По странному, но, впрочем, довольно обыкновенному и очень не новому повороту общественного мнения, мера, казавшаяся столько удачно придуманною правительством для его наказания, не удалась вовсе, потерпела совершеннейшее и полнейшее фиаско. Как-то вдруг вообще стали догадываться, что сажанье в желтый дом мыслителей и философов дело не столько благоразумное, как это сначала померещилось. Еще не кончилась его история, как уже многие считали выдумку смешною и называли ее медвежьей шуткой, а злейшие его враги находили, что он наказан совсем не так, как бы следовало. Впрочем, меры и образа наказания никто не определял.

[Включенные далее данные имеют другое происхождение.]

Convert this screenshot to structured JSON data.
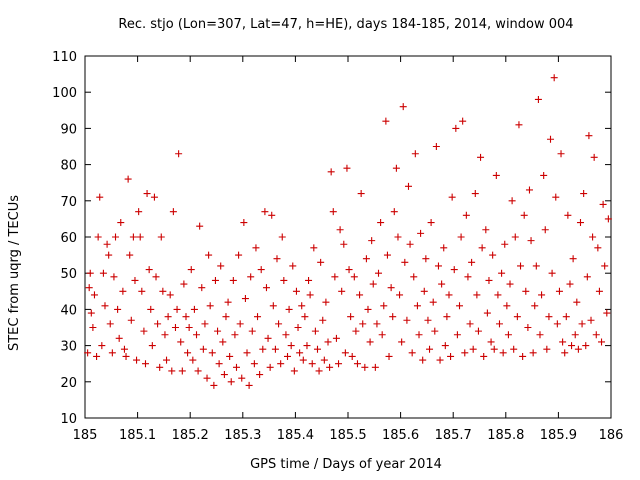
{
  "chart_data": {
    "type": "scatter",
    "title": "Rec. stjo (Lon=307, Lat=47, h=HE), days 184-185, 2014, window 004",
    "xlabel": "GPS time / Days of year 2014",
    "ylabel": "STEC from uqrg / TECUs",
    "xlim": [
      185,
      186
    ],
    "ylim": [
      10,
      110
    ],
    "xticks": [
      "185",
      "185.1",
      "185.2",
      "185.3",
      "185.4",
      "185.5",
      "185.6",
      "185.7",
      "185.8",
      "185.9",
      "186"
    ],
    "yticks": [
      "10",
      "20",
      "30",
      "40",
      "50",
      "60",
      "70",
      "80",
      "90",
      "100",
      "110"
    ],
    "grid": false,
    "legend": false,
    "marker": "plus",
    "color": "#cc0000",
    "series": [
      {
        "points": [
          [
            185.005,
            28
          ],
          [
            185.008,
            46
          ],
          [
            185.01,
            50
          ],
          [
            185.012,
            39
          ],
          [
            185.015,
            35
          ],
          [
            185.018,
            44
          ],
          [
            185.022,
            27
          ],
          [
            185.025,
            60
          ],
          [
            185.028,
            71
          ],
          [
            185.032,
            30
          ],
          [
            185.035,
            50
          ],
          [
            185.038,
            41
          ],
          [
            185.042,
            58
          ],
          [
            185.045,
            55
          ],
          [
            185.048,
            36
          ],
          [
            185.052,
            28
          ],
          [
            185.055,
            49
          ],
          [
            185.058,
            60
          ],
          [
            185.062,
            40
          ],
          [
            185.065,
            32
          ],
          [
            185.068,
            64
          ],
          [
            185.072,
            45
          ],
          [
            185.075,
            29
          ],
          [
            185.078,
            27
          ],
          [
            185.082,
            76
          ],
          [
            185.085,
            55
          ],
          [
            185.088,
            37
          ],
          [
            185.092,
            60
          ],
          [
            185.095,
            48
          ],
          [
            185.098,
            26
          ],
          [
            185.102,
            67
          ],
          [
            185.105,
            60
          ],
          [
            185.108,
            45
          ],
          [
            185.112,
            34
          ],
          [
            185.115,
            25
          ],
          [
            185.118,
            72
          ],
          [
            185.122,
            51
          ],
          [
            185.125,
            40
          ],
          [
            185.128,
            30
          ],
          [
            185.132,
            71
          ],
          [
            185.135,
            49
          ],
          [
            185.138,
            36
          ],
          [
            185.142,
            24
          ],
          [
            185.145,
            60
          ],
          [
            185.148,
            45
          ],
          [
            185.152,
            33
          ],
          [
            185.155,
            26
          ],
          [
            185.158,
            38
          ],
          [
            185.162,
            44
          ],
          [
            185.165,
            23
          ],
          [
            185.168,
            67
          ],
          [
            185.172,
            35
          ],
          [
            185.175,
            40
          ],
          [
            185.178,
            83
          ],
          [
            185.182,
            31
          ],
          [
            185.185,
            23
          ],
          [
            185.188,
            47
          ],
          [
            185.192,
            38
          ],
          [
            185.195,
            28
          ],
          [
            185.198,
            35
          ],
          [
            185.202,
            51
          ],
          [
            185.205,
            26
          ],
          [
            185.208,
            40
          ],
          [
            185.212,
            33
          ],
          [
            185.215,
            23
          ],
          [
            185.218,
            63
          ],
          [
            185.222,
            46
          ],
          [
            185.225,
            29
          ],
          [
            185.228,
            36
          ],
          [
            185.232,
            21
          ],
          [
            185.235,
            55
          ],
          [
            185.238,
            41
          ],
          [
            185.242,
            28
          ],
          [
            185.245,
            19
          ],
          [
            185.248,
            48
          ],
          [
            185.252,
            34
          ],
          [
            185.255,
            25
          ],
          [
            185.258,
            52
          ],
          [
            185.262,
            31
          ],
          [
            185.265,
            22
          ],
          [
            185.268,
            38
          ],
          [
            185.272,
            42
          ],
          [
            185.275,
            27
          ],
          [
            185.278,
            20
          ],
          [
            185.282,
            48
          ],
          [
            185.285,
            33
          ],
          [
            185.288,
            24
          ],
          [
            185.292,
            55
          ],
          [
            185.295,
            36
          ],
          [
            185.298,
            21
          ],
          [
            185.302,
            64
          ],
          [
            185.305,
            43
          ],
          [
            185.308,
            28
          ],
          [
            185.312,
            19
          ],
          [
            185.315,
            49
          ],
          [
            185.318,
            34
          ],
          [
            185.322,
            25
          ],
          [
            185.325,
            57
          ],
          [
            185.328,
            38
          ],
          [
            185.332,
            22
          ],
          [
            185.335,
            51
          ],
          [
            185.338,
            29
          ],
          [
            185.342,
            67
          ],
          [
            185.345,
            46
          ],
          [
            185.348,
            32
          ],
          [
            185.352,
            24
          ],
          [
            185.355,
            66
          ],
          [
            185.358,
            41
          ],
          [
            185.362,
            29
          ],
          [
            185.365,
            54
          ],
          [
            185.368,
            36
          ],
          [
            185.372,
            25
          ],
          [
            185.375,
            60
          ],
          [
            185.378,
            48
          ],
          [
            185.382,
            33
          ],
          [
            185.385,
            27
          ],
          [
            185.388,
            40
          ],
          [
            185.392,
            30
          ],
          [
            185.395,
            52
          ],
          [
            185.398,
            23
          ],
          [
            185.402,
            45
          ],
          [
            185.405,
            35
          ],
          [
            185.408,
            28
          ],
          [
            185.412,
            41
          ],
          [
            185.415,
            26
          ],
          [
            185.418,
            38
          ],
          [
            185.422,
            30
          ],
          [
            185.425,
            48
          ],
          [
            185.428,
            44
          ],
          [
            185.432,
            25
          ],
          [
            185.435,
            57
          ],
          [
            185.438,
            34
          ],
          [
            185.442,
            29
          ],
          [
            185.445,
            23
          ],
          [
            185.448,
            53
          ],
          [
            185.452,
            37
          ],
          [
            185.455,
            26
          ],
          [
            185.458,
            42
          ],
          [
            185.462,
            31
          ],
          [
            185.465,
            24
          ],
          [
            185.468,
            78
          ],
          [
            185.472,
            67
          ],
          [
            185.475,
            49
          ],
          [
            185.478,
            32
          ],
          [
            185.482,
            25
          ],
          [
            185.485,
            62
          ],
          [
            185.488,
            45
          ],
          [
            185.492,
            58
          ],
          [
            185.495,
            28
          ],
          [
            185.498,
            79
          ],
          [
            185.502,
            51
          ],
          [
            185.505,
            38
          ],
          [
            185.508,
            27
          ],
          [
            185.512,
            49
          ],
          [
            185.515,
            34
          ],
          [
            185.518,
            25
          ],
          [
            185.522,
            44
          ],
          [
            185.525,
            72
          ],
          [
            185.528,
            36
          ],
          [
            185.532,
            24
          ],
          [
            185.535,
            54
          ],
          [
            185.538,
            40
          ],
          [
            185.542,
            31
          ],
          [
            185.545,
            59
          ],
          [
            185.548,
            47
          ],
          [
            185.552,
            24
          ],
          [
            185.555,
            36
          ],
          [
            185.558,
            50
          ],
          [
            185.562,
            64
          ],
          [
            185.565,
            33
          ],
          [
            185.568,
            41
          ],
          [
            185.572,
            92
          ],
          [
            185.575,
            55
          ],
          [
            185.578,
            27
          ],
          [
            185.582,
            46
          ],
          [
            185.585,
            38
          ],
          [
            185.588,
            67
          ],
          [
            185.592,
            79
          ],
          [
            185.595,
            60
          ],
          [
            185.598,
            44
          ],
          [
            185.602,
            31
          ],
          [
            185.605,
            96
          ],
          [
            185.608,
            53
          ],
          [
            185.612,
            37
          ],
          [
            185.615,
            74
          ],
          [
            185.618,
            58
          ],
          [
            185.622,
            28
          ],
          [
            185.625,
            49
          ],
          [
            185.628,
            83
          ],
          [
            185.632,
            41
          ],
          [
            185.635,
            33
          ],
          [
            185.638,
            61
          ],
          [
            185.642,
            26
          ],
          [
            185.645,
            45
          ],
          [
            185.648,
            54
          ],
          [
            185.652,
            37
          ],
          [
            185.655,
            29
          ],
          [
            185.658,
            64
          ],
          [
            185.662,
            42
          ],
          [
            185.665,
            34
          ],
          [
            185.668,
            85
          ],
          [
            185.672,
            52
          ],
          [
            185.675,
            26
          ],
          [
            185.678,
            47
          ],
          [
            185.682,
            57
          ],
          [
            185.685,
            30
          ],
          [
            185.688,
            38
          ],
          [
            185.692,
            44
          ],
          [
            185.695,
            27
          ],
          [
            185.698,
            71
          ],
          [
            185.702,
            51
          ],
          [
            185.705,
            90
          ],
          [
            185.708,
            33
          ],
          [
            185.712,
            41
          ],
          [
            185.715,
            60
          ],
          [
            185.718,
            92
          ],
          [
            185.722,
            28
          ],
          [
            185.725,
            66
          ],
          [
            185.728,
            49
          ],
          [
            185.732,
            36
          ],
          [
            185.735,
            53
          ],
          [
            185.738,
            29
          ],
          [
            185.742,
            72
          ],
          [
            185.745,
            44
          ],
          [
            185.748,
            34
          ],
          [
            185.752,
            82
          ],
          [
            185.755,
            57
          ],
          [
            185.758,
            27
          ],
          [
            185.762,
            62
          ],
          [
            185.765,
            39
          ],
          [
            185.768,
            48
          ],
          [
            185.772,
            31
          ],
          [
            185.775,
            55
          ],
          [
            185.778,
            29
          ],
          [
            185.782,
            77
          ],
          [
            185.785,
            44
          ],
          [
            185.788,
            36
          ],
          [
            185.792,
            50
          ],
          [
            185.795,
            28
          ],
          [
            185.798,
            58
          ],
          [
            185.802,
            41
          ],
          [
            185.805,
            33
          ],
          [
            185.808,
            47
          ],
          [
            185.812,
            70
          ],
          [
            185.815,
            29
          ],
          [
            185.818,
            60
          ],
          [
            185.822,
            38
          ],
          [
            185.825,
            91
          ],
          [
            185.828,
            52
          ],
          [
            185.832,
            27
          ],
          [
            185.835,
            66
          ],
          [
            185.838,
            45
          ],
          [
            185.842,
            35
          ],
          [
            185.845,
            73
          ],
          [
            185.848,
            59
          ],
          [
            185.852,
            28
          ],
          [
            185.855,
            41
          ],
          [
            185.858,
            52
          ],
          [
            185.862,
            98
          ],
          [
            185.865,
            33
          ],
          [
            185.868,
            44
          ],
          [
            185.872,
            77
          ],
          [
            185.875,
            62
          ],
          [
            185.878,
            29
          ],
          [
            185.882,
            38
          ],
          [
            185.885,
            87
          ],
          [
            185.888,
            50
          ],
          [
            185.892,
            104
          ],
          [
            185.895,
            71
          ],
          [
            185.898,
            36
          ],
          [
            185.902,
            45
          ],
          [
            185.905,
            83
          ],
          [
            185.908,
            31
          ],
          [
            185.912,
            28
          ],
          [
            185.915,
            38
          ],
          [
            185.918,
            66
          ],
          [
            185.922,
            47
          ],
          [
            185.925,
            30
          ],
          [
            185.928,
            54
          ],
          [
            185.932,
            33
          ],
          [
            185.935,
            42
          ],
          [
            185.938,
            29
          ],
          [
            185.942,
            64
          ],
          [
            185.945,
            36
          ],
          [
            185.948,
            72
          ],
          [
            185.952,
            30
          ],
          [
            185.955,
            49
          ],
          [
            185.958,
            88
          ],
          [
            185.962,
            37
          ],
          [
            185.965,
            60
          ],
          [
            185.968,
            82
          ],
          [
            185.972,
            33
          ],
          [
            185.975,
            57
          ],
          [
            185.978,
            45
          ],
          [
            185.982,
            31
          ],
          [
            185.985,
            69
          ],
          [
            185.988,
            52
          ],
          [
            185.992,
            39
          ],
          [
            185.995,
            65
          ]
        ]
      }
    ]
  }
}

Когда же его история окончилась и он опять воротился в свет, его приняли и с ним обошлись так, как будто бы с ним ничего не случилось. Сначала в продолжение двух, трех, много четырех годов от него отчасти сторонились, мало, впрочем, заметное число более или менее официальных, или, быть может, более или менее трусливых людей, да несколько видных тузов обоего пола, недовольных и разгневанных его мнениями, которых они, однако же, подробно и в ясной точности никогда не знали. С прошествием времени и это явление совершенно исчезло. Тузы не замедлили разобраться по кладбищам, официальные люди перестали дичиться, а к робким возвратилась бодрость. И в чистом результате оказалось, что его история способствовала к выработанию для него большого общественного положения, что «в силу этой истории возросло его влияние, что сама аристократия склонила голову перед этим мужем мысли и его окружила почтением и вниманием»[237]
. Таковым до конца он остался перед большинством общества[238].Что же касается до меньшинства, т. е. до всего числа его огромного знакомства, то в его глазах он сделался чем-то вроде любимого балованного ребенка, от которого все сносится и которому все прощается[239]
. Люди мнений самых разнородных и самых противоположных, враги между собою и часто даже совсем не уважавшие друг друга, встречались при нем и в его комнате как на какой-то нейтральной, привилегированной, выговоренной почве. Приезжие, без различия, извнутри ли России или из-за границы, если его не знали, торопились ему быть представленными; москвичи, петербуржцы и даже заграничные знакомые – одни привозили к нему сами, другие адресовали навещавших Россию иностранцев[240]. Самые его слабости, часто весьма скучные, как, например, придирчивая взыскательность в визитах и вообще во всякого рода наружном почтении, делались предметом любящей шаловливой веселости, добродушной забавы. Такие слабости были довольно многоразличны, и никто на них не сердился, хотя все ими очень занимались. К концу своего поприща он уже почти не имел заслуживающих внимания врагов, а довольно многочисленными ненавистями тех, кто его не жаловал, почти всегда имел полное право гордиться[241]. Его положение в России сравнивали с положением Шатобриана во Франции. При жизни еще он имел удовольствование тщеславия получить некоторую известность вне России. Об нем говорили в своих различных сочинениях маркиз Кюстин, барон Гакстгаузен, граф Жюльвекур, Сазонов, о. Гагарин, знаменитый историк Мишле, некоторые другие, а в особенности, и более всех, Герцен.